«Une faute avouée est à moitié pardonnée », dit le dicton. En publiant la semaine dernière à travers un communiqué de presse la synthèse du rapport sur les événements tragiques de Ngarbuh, il n’est pas sûr et certain que le Président de la République et son Gouvernement avaient à l’esprit la recherche du pardon, de l’absolution ou d’une quelconque repentance vis-à-vis de l’opinion publique nationale et internationale. Deux mois après l’accrochage entre des éléments des forces de défense et des séparatistes ayant entraîné des dégâts collatéraux parmi les civils dans cette localité du Donga Mantung dans la région du Nord-ouest, le gouvernement a pris tout le monde de court en rendant public un communiqué officiel présentant une version des faits sensiblement différente de ses premières prises de position à ce sujet.
Au terme de ses travaux, la commission d’enquête a en effet établi la responsabilité de certains militaires dans cette bavure. En conséquence, le Chef de l’Etat, Chef des Armées, a prescrit l’ouverture d’une procédure disciplinaire contre tous les militaires ayant participé à l’opération ainsi que le déclenchement d’une procédure judiciaire contre trois d’entre eux et les membres du comité de vigilance impliqués. Il y aura donc un procès et les mis en cause, que certains qualifient déjà à tort ou à raison de coupables, seront sanctionnés ou, pourquoi pas, acquittés! Au nom de la vérité!
On espère que le rapport d’enquête proprement dit établira également si les victimes civiles étaient des boucliers humains ou non. Quoiqu’il en soit, force est de reconnaître que le Président de la République et les institutions qu’il incarne font ainsi preuve de courage, d’humilité, d’un sens élevé des responsabilités et de transparence. Loin d’être un acte de contrition ou de faiblesse, cette volonté d’assumer une regrettable bavure, c’est-à-dire un incident involontaire et non pas un massacre intentionnel, honore les pouvoirs publics en général et le Président Paul Biya en particulier. Tant pis pour ceux qui continuent de réclamer à cor et à cri une commission d’enquête internationale ou tentent, par métonymie, de faire porter le chapeau de cet incident à toute l’armée camerounaise. L’on ne saurait en pareille circonstance vouloir confondre la partie pour le tout. Quelques militaires isolés ne représentent pas TOUTE l’armée.

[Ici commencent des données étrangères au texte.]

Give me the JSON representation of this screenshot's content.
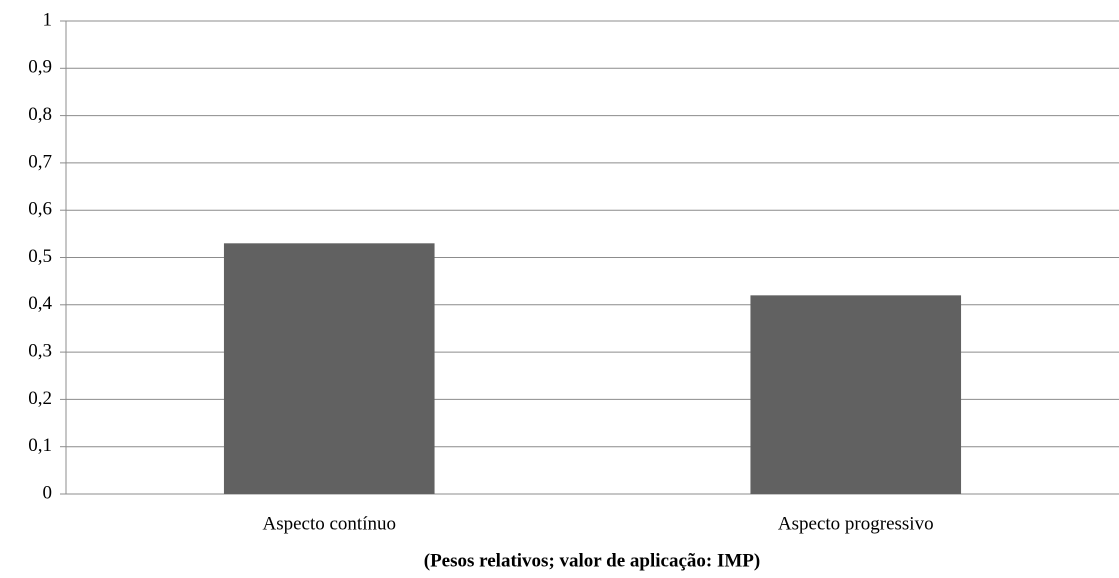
{
  "chart_data": {
    "type": "bar",
    "x_label": "(Pesos relativos; valor de aplicação: IMP)",
    "categories": [
      "Aspecto contínuo",
      "Aspecto progressivo"
    ],
    "values": [
      0.53,
      0.42
    ],
    "color": "#616161",
    "ylim": [
      0,
      1
    ],
    "yticks": [
      0,
      {
        "value": 0.1,
        "label": "0,1"
      },
      {
        "value": 0.2,
        "label": "0,2"
      },
      {
        "value": 0.3,
        "label": "0,3"
      },
      {
        "value": 0.4,
        "label": "0,4"
      },
      {
        "value": 0.5,
        "label": "0,5"
      },
      {
        "value": 0.6,
        "label": "0,6"
      },
      {
        "value": 0.7,
        "label": "0,7"
      },
      {
        "value": 0.8,
        "label": "0,8"
      },
      {
        "value": 0.9,
        "label": "0,9"
      },
      1
    ],
    "grid": true
  }
}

D’ailleurs si on devait épouser un tel raisonnement, que dirait-on alors de ces rédactions dont quelques journalistes s’illustrent par des comportements peu compatibles avec la déontologie et l’éthique professionnelles; ou de ces compagnies de voyage dont des bus sont régulièrement impliqués dans des accidents de circulation? Qu’il s’agisse de journalistes « adeptes du « gombo », de fonctionnaires véreux ou de chauffeurs inconscients on considère généralement ces écarts de conduite comme des accidents, des cas isolés. L’idée ne viendrait à personne de rendre le propriétaire d’un véhicule particulier ou d’une compagnie de transport responsable du mauvais dépassement effectué par un chauffeur et qui entraîne un accident mortel.
Ce qui s’est passé à Ngarbuh dans la nuit du 14 au 15 février 2020 est un malheureux, fâcheux et regrettable incident comme il s’en produit tant sur les théâtres des opérations militaires, a fortiori asymétriques. Les dégâts collatéraux ne datent pas d’aujourd’hui car il n’y a pas de guerre propre mais de là à généraliser en voulant se servir de ce prétexte pour jeter l’opprobre et le discrédit sur toute l’armée camerounaise, il y a un fossé que de nombreux Camerounais et des institutions internationales ne veulent pas franchir. Pour une fois la communauté internationale et plusieurs Organisations non gouvernementales ont salué la publication et les conclusions du rapport ainsi que les mesures envisagées pour sanctionner les responsables.
En définitive, la gestion des événements de Ngarbuh par les pouvoirs publics démontre que le dogme de l’infaillibilité est désormais une notion éculée, dépassée. D’ailleurs même le Pape peut se tromper. Les civils, les militaires voire les institutions sont essentiellement faillibles. À condition d’assumer ses actes lorsqu’on se trompe.
Il nous appartient maintenant, individuellement et collectivement, de faire en sorte que Ngarbuh ne se reproduise pas et renforce l’Etat de droit, la justice et la transparence dans notre pays. Peut-on espérer que les séparatistes soient également soumis à la même exigence de vérité? On peut toujours rêver.